Perhaps some readers would be tempted to tell Wood to “stay in his lane” when it comes to his choice of protagonists. He resolves this in the volume’s bonus material, included after the fiction. There are specific comments on each of the stories, and further writings that show Wood as an interesting essayist.

Wood has much to say, himself, about being an African writer, and a white man writing “the Other.” He makes clear that he has been influenced by writers such as Nisi Shawl in recognising that writing the Other is an element of representation; that he feels a responsibility to provide voices, even if he is using his own privilege to do so. He does not simply rest there, relying on his personal knowledge of places in Africa, but engages cultural advisors—people from within the cultures of his characters to confirm or correct the things they do or say. He also takes the next step in his life as a writer, working with people from across these cultures to increase their chances of getting published. He also writes about his own chronic illness, recognising that even here he is advantaged by his white male background in comparison with some who suffer the same disabilities. And he talks about how his identities as a writer and a psychologist have “sat rather warily alongside each other” (p. 190)—even as it is clear that his professional career has shaped his stories, their settings, and the kind of conflicts within them.

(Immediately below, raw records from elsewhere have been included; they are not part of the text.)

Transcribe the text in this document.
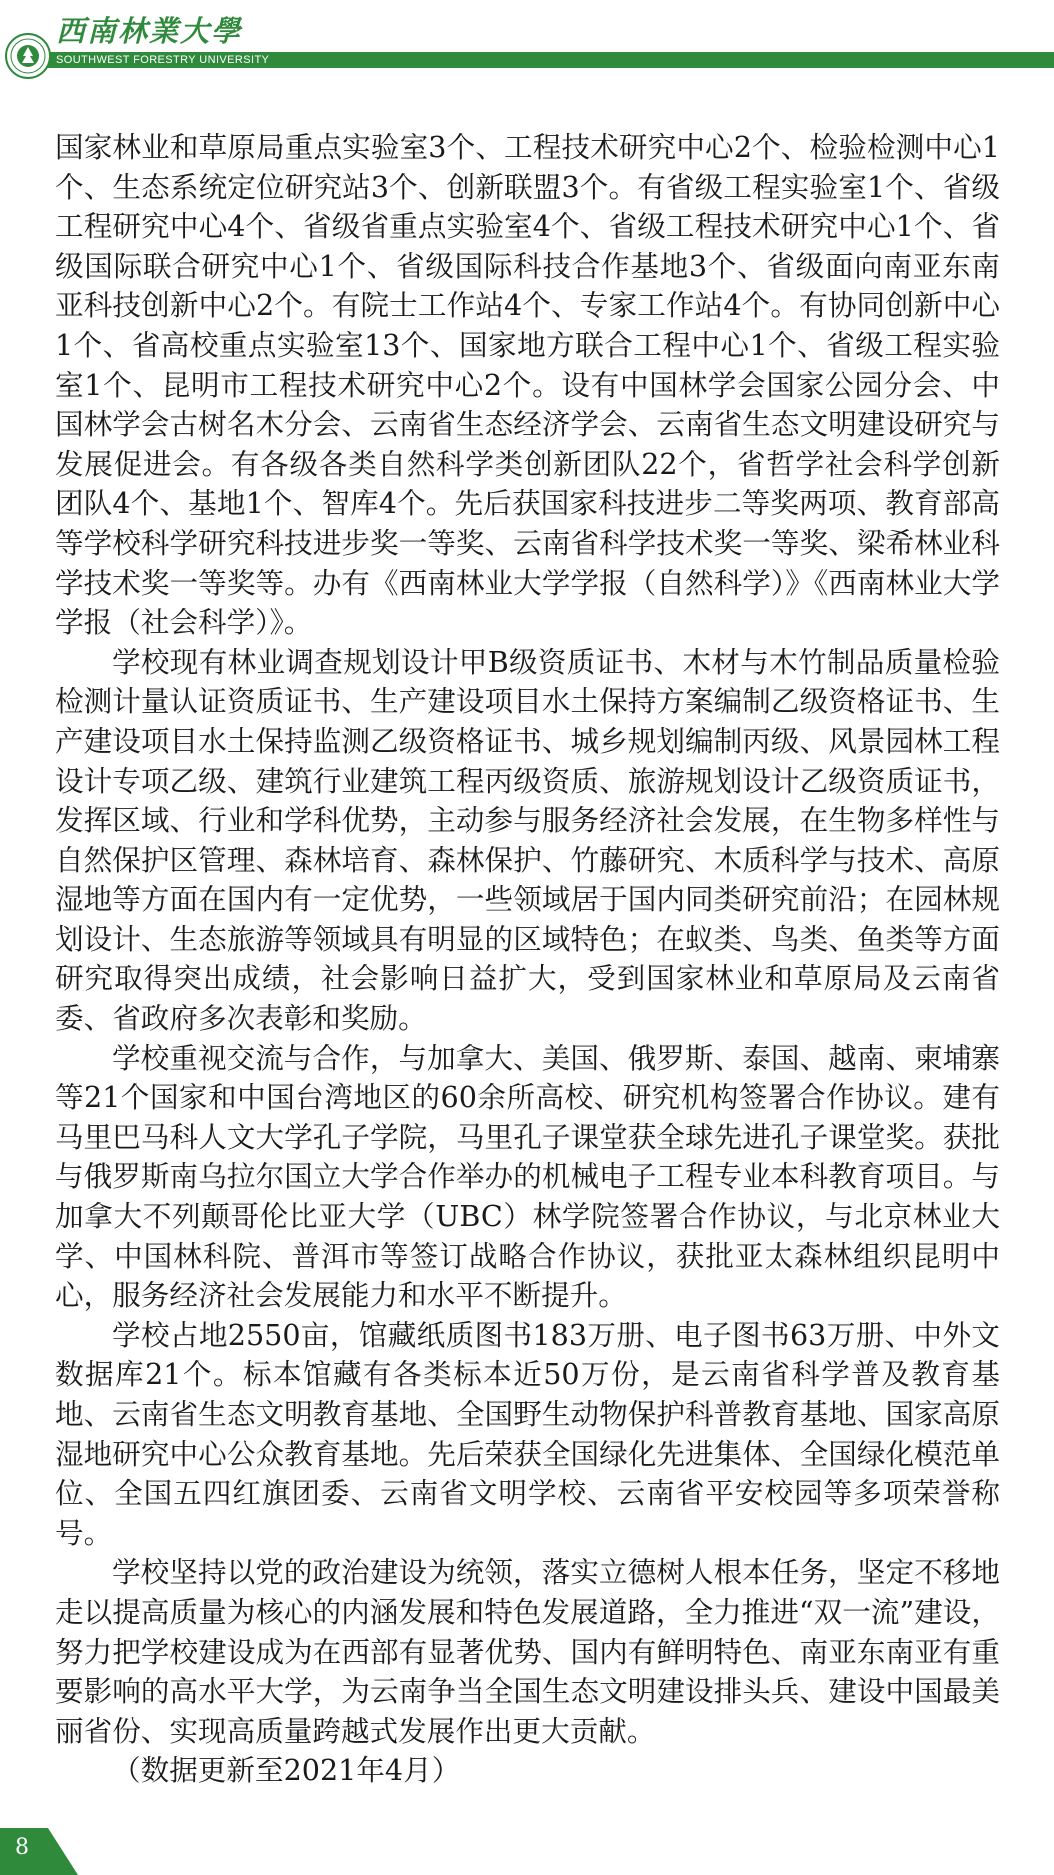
西南林業大學
SOUTHWEST FORESTRY UNIVERSITY

国家林业和草原局重点实验室3个、工程技术研究中心2个、检验检测中心1个、生态系统定位研究站3个、创新联盟3个。有省级工程实验室1个、省级工程研究中心4个、省级省重点实验室4个、省级工程技术研究中心1个、省级国际联合研究中心1个、省级国际科技合作基地3个、省级面向南亚东南亚科技创新中心2个。有院士工作站4个、专家工作站4个。有协同创新中心1个、省高校重点实验室13个、国家地方联合工程中心1个、省级工程实验室1个、昆明市工程技术研究中心2个。设有中国林学会国家公园分会、中国林学会古树名木分会、云南省生态经济学会、云南省生态文明建设研究与发展促进会。有各级各类自然科学类创新团队22个，省哲学社会科学创新团队4个、基地1个、智库4个。先后获国家科技进步二等奖两项、教育部高等学校科学研究科技进步奖一等奖、云南省科学技术奖一等奖、梁希林业科学技术奖一等奖等。办有《西南林业大学学报（自然科学）》《西南林业大学学报（社会科学）》。

学校现有林业调查规划设计甲B级资质证书、木材与木竹制品质量检验检测计量认证资质证书、生产建设项目水土保持方案编制乙级资格证书、生产建设项目水土保持监测乙级资格证书、城乡规划编制丙级、风景园林工程设计专项乙级、建筑行业建筑工程丙级资质、旅游规划设计乙级资质证书，发挥区域、行业和学科优势，主动参与服务经济社会发展，在生物多样性与自然保护区管理、森林培育、森林保护、竹藤研究、木质科学与技术、高原湿地等方面在国内有一定优势，一些领域居于国内同类研究前沿；在园林规划设计、生态旅游等领域具有明显的区域特色；在蚁类、鸟类、鱼类等方面研究取得突出成绩，社会影响日益扩大，受到国家林业和草原局及云南省委、省政府多次表彰和奖励。

学校重视交流与合作，与加拿大、美国、俄罗斯、泰国、越南、柬埔寨等21个国家和中国台湾地区的60余所高校、研究机构签署合作协议。建有马里巴马科人文大学孔子学院，马里孔子课堂获全球先进孔子课堂奖。获批与俄罗斯南乌拉尔国立大学合作举办的机械电子工程专业本科教育项目。与加拿大不列颠哥伦比亚大学（UBC）林学院签署合作协议，与北京林业大学、中国林科院、普洱市等签订战略合作协议，获批亚太森林组织昆明中心，服务经济社会发展能力和水平不断提升。

学校占地2550亩，馆藏纸质图书183万册、电子图书63万册、中外文数据库21个。标本馆藏有各类标本近50万份，是云南省科学普及教育基地、云南省生态文明教育基地、全国野生动物保护科普教育基地、国家高原湿地研究中心公众教育基地。先后荣获全国绿化先进集体、全国绿化模范单位、全国五四红旗团委、云南省文明学校、云南省平安校园等多项荣誉称号。

学校坚持以党的政治建设为统领，落实立德树人根本任务，坚定不移地走以提高质量为核心的内涵发展和特色发展道路，全力推进“双一流”建设，努力把学校建设成为在西部有显著优势、国内有鲜明特色、南亚东南亚有重要影响的高水平大学，为云南争当全国生态文明建设排头兵、建设中国最美丽省份、实现高质量跨越式发展作出更大贡献。

（数据更新至2021年4月）

8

He certainly writes science fiction well: as I hopefully made clear in the opening to this review, these stories evoked an emotional response in me; they made me want to turn the page, to understand more about the worlds they are set in, to care about the characters I discovered. And that means this middle aged white guy identified with all the variety in the volume. Wood’s stories are clearly founded in the canon of western SF; but they are just as clearly influenced by his personal story, and by his desire to show that all of the world can be part of the future. Strongly recommended.



Duncan Lawie has been reviewing SF for half as long as he has been reading it, although there was a quiet period during two years as an Arthur C. Clarke Award judge. His reviews also appear in the British Science Fiction Association’s Vector magazine.